「風呂敷を広げる」新規、「文脈を紡ぐ」既存 必要なスキルの違い
新規獲得と既存顧客拡大。それぞれに求められるスキルセットの違いについて、両名の見解は興味深い一致を見せた。
川嶋氏は、どちらにも共通して「信頼関係構築力」と「ヒアリング力」が必要だと前置きしたうえで、その質の違いを指摘する。
「新規営業は、ある種『風呂敷を広げる力』や、決裁者にたどり着く突破力が求められます。一方、既存のお客様と対峙する際は、過去の会話や蓄積されたデータを紐ときながら文脈を紡ぐ力が必要です。さらに言えば、自分の後任にスムーズに引き継ぐために、日々の活動ログを真面目にコツコツ入力するといった、地道な遂行能力も重要になります」(川嶋氏)
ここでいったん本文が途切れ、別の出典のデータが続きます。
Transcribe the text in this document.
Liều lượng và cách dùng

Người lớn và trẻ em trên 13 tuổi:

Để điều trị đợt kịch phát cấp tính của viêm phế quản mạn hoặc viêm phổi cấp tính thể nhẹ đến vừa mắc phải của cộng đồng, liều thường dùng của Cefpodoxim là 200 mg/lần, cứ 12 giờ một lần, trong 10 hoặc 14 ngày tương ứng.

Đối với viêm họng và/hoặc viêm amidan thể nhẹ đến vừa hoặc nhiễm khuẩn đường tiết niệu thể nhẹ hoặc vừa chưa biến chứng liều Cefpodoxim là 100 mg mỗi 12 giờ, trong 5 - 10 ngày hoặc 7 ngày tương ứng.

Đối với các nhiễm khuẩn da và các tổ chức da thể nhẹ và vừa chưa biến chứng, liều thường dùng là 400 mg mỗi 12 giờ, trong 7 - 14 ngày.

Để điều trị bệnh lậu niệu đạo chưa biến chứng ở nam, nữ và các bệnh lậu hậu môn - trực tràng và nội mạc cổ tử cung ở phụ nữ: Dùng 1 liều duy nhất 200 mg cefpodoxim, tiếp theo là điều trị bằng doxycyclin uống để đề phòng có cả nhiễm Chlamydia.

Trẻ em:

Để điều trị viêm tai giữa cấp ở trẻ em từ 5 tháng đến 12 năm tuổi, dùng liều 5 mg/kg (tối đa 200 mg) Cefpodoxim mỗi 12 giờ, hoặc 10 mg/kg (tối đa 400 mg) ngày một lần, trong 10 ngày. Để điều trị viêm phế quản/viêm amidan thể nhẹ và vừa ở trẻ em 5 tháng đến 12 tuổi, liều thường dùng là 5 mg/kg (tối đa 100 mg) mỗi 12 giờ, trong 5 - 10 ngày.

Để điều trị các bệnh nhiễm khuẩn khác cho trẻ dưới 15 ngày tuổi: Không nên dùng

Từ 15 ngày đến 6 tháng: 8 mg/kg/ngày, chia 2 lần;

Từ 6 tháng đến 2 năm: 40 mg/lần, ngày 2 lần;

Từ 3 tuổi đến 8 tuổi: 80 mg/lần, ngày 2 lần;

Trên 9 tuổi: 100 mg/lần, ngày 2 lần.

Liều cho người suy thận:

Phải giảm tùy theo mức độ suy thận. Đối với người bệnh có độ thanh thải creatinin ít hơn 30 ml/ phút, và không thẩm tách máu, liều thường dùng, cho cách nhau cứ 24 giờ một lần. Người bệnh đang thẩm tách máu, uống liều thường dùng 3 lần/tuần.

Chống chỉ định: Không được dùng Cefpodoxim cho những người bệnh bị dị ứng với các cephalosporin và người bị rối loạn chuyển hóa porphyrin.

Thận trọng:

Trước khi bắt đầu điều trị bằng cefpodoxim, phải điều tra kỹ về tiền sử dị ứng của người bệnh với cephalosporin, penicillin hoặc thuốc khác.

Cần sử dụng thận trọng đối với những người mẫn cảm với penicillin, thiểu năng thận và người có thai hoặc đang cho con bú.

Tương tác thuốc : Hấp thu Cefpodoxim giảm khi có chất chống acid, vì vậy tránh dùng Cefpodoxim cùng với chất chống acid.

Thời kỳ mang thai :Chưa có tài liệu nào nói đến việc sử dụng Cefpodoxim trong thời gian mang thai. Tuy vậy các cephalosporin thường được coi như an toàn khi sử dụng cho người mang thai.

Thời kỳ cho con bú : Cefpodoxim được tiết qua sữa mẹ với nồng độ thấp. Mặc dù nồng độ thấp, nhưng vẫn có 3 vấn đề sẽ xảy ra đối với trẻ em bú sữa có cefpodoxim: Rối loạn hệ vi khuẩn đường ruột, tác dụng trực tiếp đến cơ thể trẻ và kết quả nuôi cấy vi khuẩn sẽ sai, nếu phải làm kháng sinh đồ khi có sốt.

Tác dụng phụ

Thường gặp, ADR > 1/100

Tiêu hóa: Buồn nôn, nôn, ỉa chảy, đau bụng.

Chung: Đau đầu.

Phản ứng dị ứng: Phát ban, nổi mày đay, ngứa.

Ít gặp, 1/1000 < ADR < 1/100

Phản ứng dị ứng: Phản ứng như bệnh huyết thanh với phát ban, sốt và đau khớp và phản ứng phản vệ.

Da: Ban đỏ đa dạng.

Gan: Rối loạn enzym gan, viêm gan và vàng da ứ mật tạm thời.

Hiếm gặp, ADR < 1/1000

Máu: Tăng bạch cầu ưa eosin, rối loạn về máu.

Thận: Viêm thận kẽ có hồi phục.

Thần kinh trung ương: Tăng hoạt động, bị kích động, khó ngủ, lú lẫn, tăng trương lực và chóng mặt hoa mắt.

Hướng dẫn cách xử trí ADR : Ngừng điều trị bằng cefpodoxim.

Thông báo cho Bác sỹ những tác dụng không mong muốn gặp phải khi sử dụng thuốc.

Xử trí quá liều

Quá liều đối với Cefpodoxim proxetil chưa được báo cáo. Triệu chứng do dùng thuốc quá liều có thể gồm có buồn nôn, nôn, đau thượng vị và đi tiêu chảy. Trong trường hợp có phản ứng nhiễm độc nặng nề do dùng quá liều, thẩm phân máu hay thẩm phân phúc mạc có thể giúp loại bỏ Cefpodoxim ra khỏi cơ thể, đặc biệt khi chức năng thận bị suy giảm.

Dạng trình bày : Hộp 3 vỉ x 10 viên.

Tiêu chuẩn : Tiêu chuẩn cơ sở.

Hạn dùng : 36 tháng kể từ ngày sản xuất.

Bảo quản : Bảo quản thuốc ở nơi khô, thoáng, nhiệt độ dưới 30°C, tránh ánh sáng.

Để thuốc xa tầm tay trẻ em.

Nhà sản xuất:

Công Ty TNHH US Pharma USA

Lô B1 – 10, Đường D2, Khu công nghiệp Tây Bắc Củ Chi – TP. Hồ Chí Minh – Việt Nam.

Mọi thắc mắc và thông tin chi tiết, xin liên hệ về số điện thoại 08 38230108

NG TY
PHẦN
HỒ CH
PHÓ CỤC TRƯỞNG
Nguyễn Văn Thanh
児玉氏もこれに同意し、既存顧客対応の「複雑性」について言及した。
「新規営業はシンプルです。『受注』という明確なゴールに向かって、行動量を積み重ねるパワフルさが大切。しかし、既存営業やカスタマーサクセスは、お客様と長期的なパートナーになることが前提。そこには複雑な判断が求められます」(児玉氏)
競合の動きを察知して活用支援を厚くするのか、トップリレーション強化のために経営層をアサインするのか。無数にある選択肢の中から、リソースを考慮しつつ「今、このお客様に何をすべきか」を瞬時に判断しなければならない。
そのためには、社内外のあらゆるデータを読み解き、社内の開発部門やマーケティング部門を巻き込む「ハブ」としての能力も不可欠となる。
「契約していただいている限り、ゴールはありません。その難しさとやりがいは、新規営業とはまた違った次元にありますね」(和久井氏)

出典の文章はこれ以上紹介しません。